Existing investors also spent approximately $1 million more to buy shares held by some employees and a part of stakes of angel investors Kunal Bahl and Rohit Bansal, the founders of Snapdeal, UrbanClap co-founder Abhiraj Bhal said over the phone.
Led by Alexander Tamas, Dubai-based Vy Capital is a major investor in Zomato. Financial news site VC Circle first reported the investment on Friday.
UrbanClap, launched in 2014, allows users to hire professionals for in-house beauty services, house cleaning and repair, yoga and fitness, and similar services in eight cities.
UrbanClap founder Abhiraj Bhal said the funds will be used to expand to more cities, invest in technology and add new vendors.
The company is launching an effort to train professionals by opening training centres in the cities where it currently operates.
“The new round of capital gives us the elbow room to invest in core areas of our business such as supply on-boarding at scale, training, building spares and parts inventory, etc. This will help us firmly cement our market leadership position.” Bhal said in a statement.
UrbanClap had earlier in May raised Rs 20 crore in debt from Trifecta Capital.
With about $60 million of capital raised, including this round, UrbanClap has a leadership position in selling home services in satellite towns and metropolitan areas, the company claimed.
It has more than 65,000 service professionals registered on the platform servicing 300,000 bookings each month.

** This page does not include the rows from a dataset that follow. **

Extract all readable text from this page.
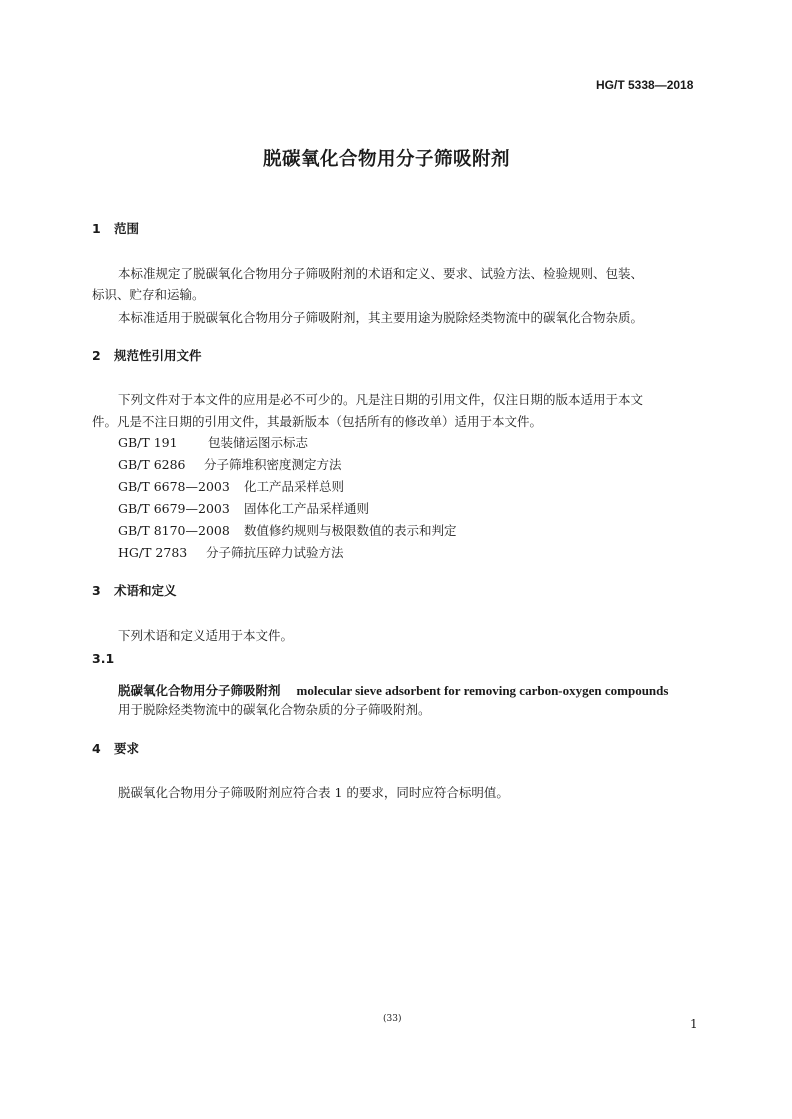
HG/T 5338—2018
脱碳氧化合物用分子筛吸附剂
1 范围
本标准规定了脱碳氧化合物用分子筛吸附剂的术语和定义、要求、试验方法、检验规则、包装、
标识、贮存和运输。
本标准适用于脱碳氧化合物用分子筛吸附剂，其主要用途为脱除烃类物流中的碳氧化合物杂质。
2 规范性引用文件
下列文件对于本文件的应用是必不可少的。凡是注日期的引用文件，仅注日期的版本适用于本文
件。凡是不注日期的引用文件，其最新版本（包括所有的修改单）适用于本文件。
GB/T 191 包装储运图示标志
GB/T 6286 分子筛堆积密度测定方法
GB/T 6678—2003 化工产品采样总则
GB/T 6679—2003 固体化工产品采样通则
GB/T 8170—2008 数值修约规则与极限数值的表示和判定
HG/T 2783 分子筛抗压碎力试验方法
3 术语和定义
下列术语和定义适用于本文件。
3.1
脱碳氧化合物用分子筛吸附剂 molecular sieve adsorbent for removing carbon-oxygen compounds
用于脱除烃类物流中的碳氧化合物杂质的分子筛吸附剂。
4 要求
脱碳氧化合物用分子筛吸附剂应符合表 1 的要求，同时应符合标明值。
(33)	1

It counts National Capital Region, Mumbai and Bengaluru as its top markets.
The latest funding round gives UrbanClap enough resources to extend its lead. Its closest rival, Zimmber, was acquired by classifieds firm Quikr in May.
The others operating in the segment include Matrix Partners-backed HouseJoy in Bengaluru and Timesaverz in Mumbai.
“We are looking at a four-year road map to an initial public offering (IPO),” Bhal said. “We have to stay at the core of what we do and do not lose market. I don’t see a reason why we will not be able to IPO at a healthy market cap.”